Weiter unterscheidet man zwischen logischer Angst, beispielsweise vor einem Hund, und irrationaler Angst, wie vor dem Verlassen vom Haus.

Jede Angst hat eine Ursache. Diese Ursache kann im individuellen Persönlichkeitstypus liegen (z.B. ängstliche Persönlichkeit), aus einzelnen oder einer Reihe traumatischer Ereignisse aus der Kindheit (z.B. Misshandlung, verächtliche Bemerkungen Anderer) oder im Erwachsenenalter (z.B. schwierige Beziehung mit der Schwiegermutter, Geldnot), aus traumatischen Erlebnissen (z.B. Turbulenzen bei einem Flug), aus hormonellen Schwankungen oder sogar aus positiven Ereignissen (z.B. Beförderung, Familienzuwachs) herrühren.

Des Weiteren unterscheidet man zwischen fünf verschiedenen Angstformen:

a) Sich ständig Sorgen machen,

b) Phobie,

c) Angst vor dem Versagen,

d) Angst vor anderen Menschen und

e) Angst vor dem Leben.

(a) ist die mildeste Angstform. Man befürchtet beispielsweise immer gleich das Schlimmste, wenn das Kind nicht pünktlich nach Hause kommt.

Weitaus schlimmer ist (b). Dies ist eine irrationale, übermächtige Angst, die der Betroffene nicht mehr kontrollieren kann.

Bei (c) hat man Angst vor einer möglichen Kritik im Beisein anderer Menschen. Diese Angstform rührt oft aus der Kindheit, weil die Eltern uns unter Leistungsdruck setzten oder weil unsere Leistung nie gut genug war. Die Folge ist ein ungesundes Streben nach Perfektionismus, wo jeder Fehlschlag gleich als Katastrophe angesehen wird.

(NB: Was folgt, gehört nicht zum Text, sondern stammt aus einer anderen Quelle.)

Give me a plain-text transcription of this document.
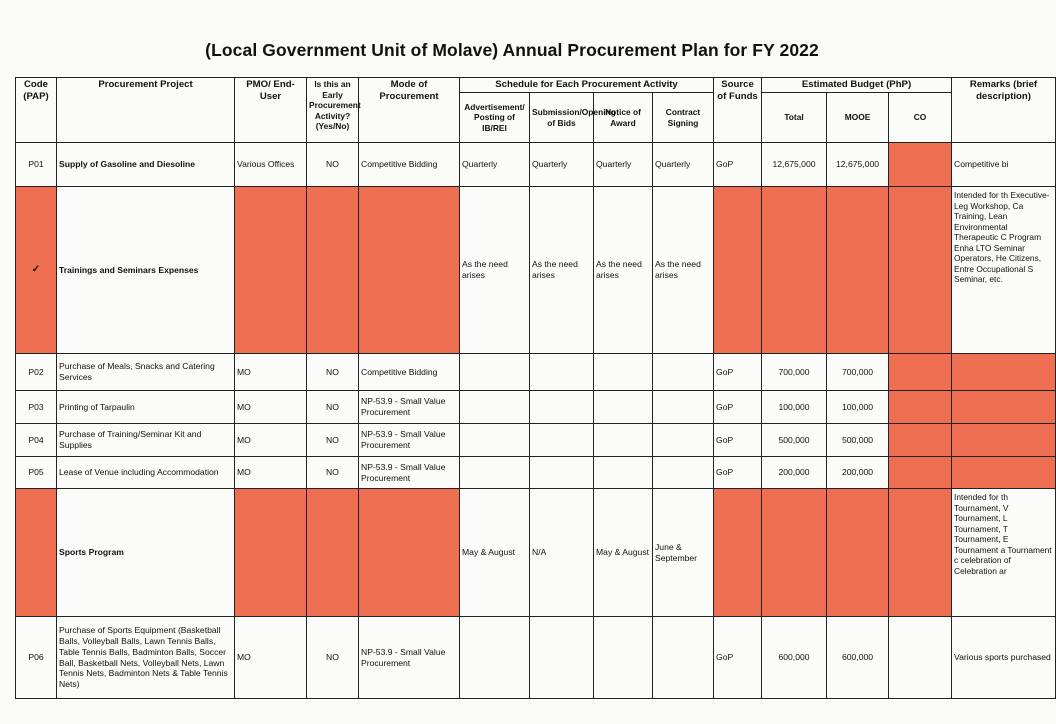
(Local Government Unit of Molave) Annual Procurement Plan for FY 2022
Code (PAP)	Procurement Project	PMO/ End-User	Is this an Early Procurement Activity? (Yes/No)	Mode of Procurement	Schedule for Each Procurement Activity				Source of Funds	Estimated Budget (PhP)			Remarks (brief description)
					Advertisement/ Posting of IB/REI	Submission/Opening of Bids	Notice of Award	Contract Signing		Total	MOOE	CO	
P01	Supply of Gasoline and Diesoline	Various Offices	NO	Competitive Bidding	Quarterly	Quarterly	Quarterly	Quarterly	GoP	12,675,000	12,675,000		Competitive bi
✓	Trainings and Seminars Expenses				As the need arises	As the need arises	As the need arises	As the need arises					Intended for th Executive-Leg Workshop, Ca Training, Lean Environmental Therapeutic C Program Enha LTO Seminar Operators, He Citizens, Entre Occupational S Seminar, etc.
P02	Purchase of Meals, Snacks and Catering Services	MO	NO	Competitive Bidding					GoP	700,000	700,000		
P03	Printing of Tarpaulin	MO	NO	NP-53.9 - Small Value Procurement					GoP	100,000	100,000		
P04	Purchase of Training/Seminar Kit and Supplies	MO	NO	NP-53.9 - Small Value Procurement					GoP	500,000	500,000		
P05	Lease of Venue including Accommodation	MO	NO	NP-53.9 - Small Value Procurement					GoP	200,000	200,000		
	Sports Program				May & August	N/A	May & August	June & September					Intended for th Tournament, V Tournament, L Tournament, T Tournament, E Tournament a Tournament c celebration of Celebration ar
P06	Purchase of Sports Equipment (Basketball Balls, Volleyball Balls, Lawn Tennis Balls, Table Tennis Balls, Badminton Balls, Soccer Ball, Basketball Nets, Volleyball Nets, Lawn Tennis Nets, Badminton Nets & Table Tennis Nets)	MO	NO	NP-53.9 - Small Value Procurement					GoP	600,000	600,000		Various sports purchased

Bei (d) hat man Angst vor ganz bestimmten Menschen, wie Autoritätspersonen, Fremden oder dem anderen Geschlecht. Dabei ist bei Personen, die gegenüber fremden Menschen stark gehemmt sind, ausnahmslos mindestens ein Elternteil mit gleichen Schwierigkeiten vorhanden.

Bei der Form (e) hat die Angst im Leben dermaßen überhandgenommen, dass Depressionen auftreten können. Man hat das Gefühl, die Kontrolle über sein Leben völlig verloren zu haben, sodass einem alles sinnlos erscheint.

Er selber ist vor allem von Angstform (c) und (d) betroffen. Wichtig ist für ihn folgende Aussage: Wer Angst hat, lernt schlechter, da er nervös ist. Seine Ausrede, dass er vielleicht doch kein Vollidiot ist.

Trotzdem steht er auch heute auf. Obwohl die Abneigung, jetzt Leute zu sehen, größer ist als der Vorteil des bisschen essens am Morgenbüffet, zwingt er sich hinunter zu gehen. Auf dem Parterre trifft er zwei Bedienstete, eine hinter der Rezeption, die andere am Telefon. Er begrüßt sie beiläufig und geht die Wendeltreppe bis zum Speisetunnel hinunter.

´Keine Sau ist im Raum, schön. Leider steht auch kein Brot herum. Aber die Andere oben am Telefon wird sicher gleich runter kommen und sich freundlich entschuldigen, schließlich bezahlt man dafür, dass die Leute hier gefälligst freundlich zu einem sind´, denkt er.

Zeit vergeht und nach drei bis vier Minuten plappert sie immer noch in den Hörer.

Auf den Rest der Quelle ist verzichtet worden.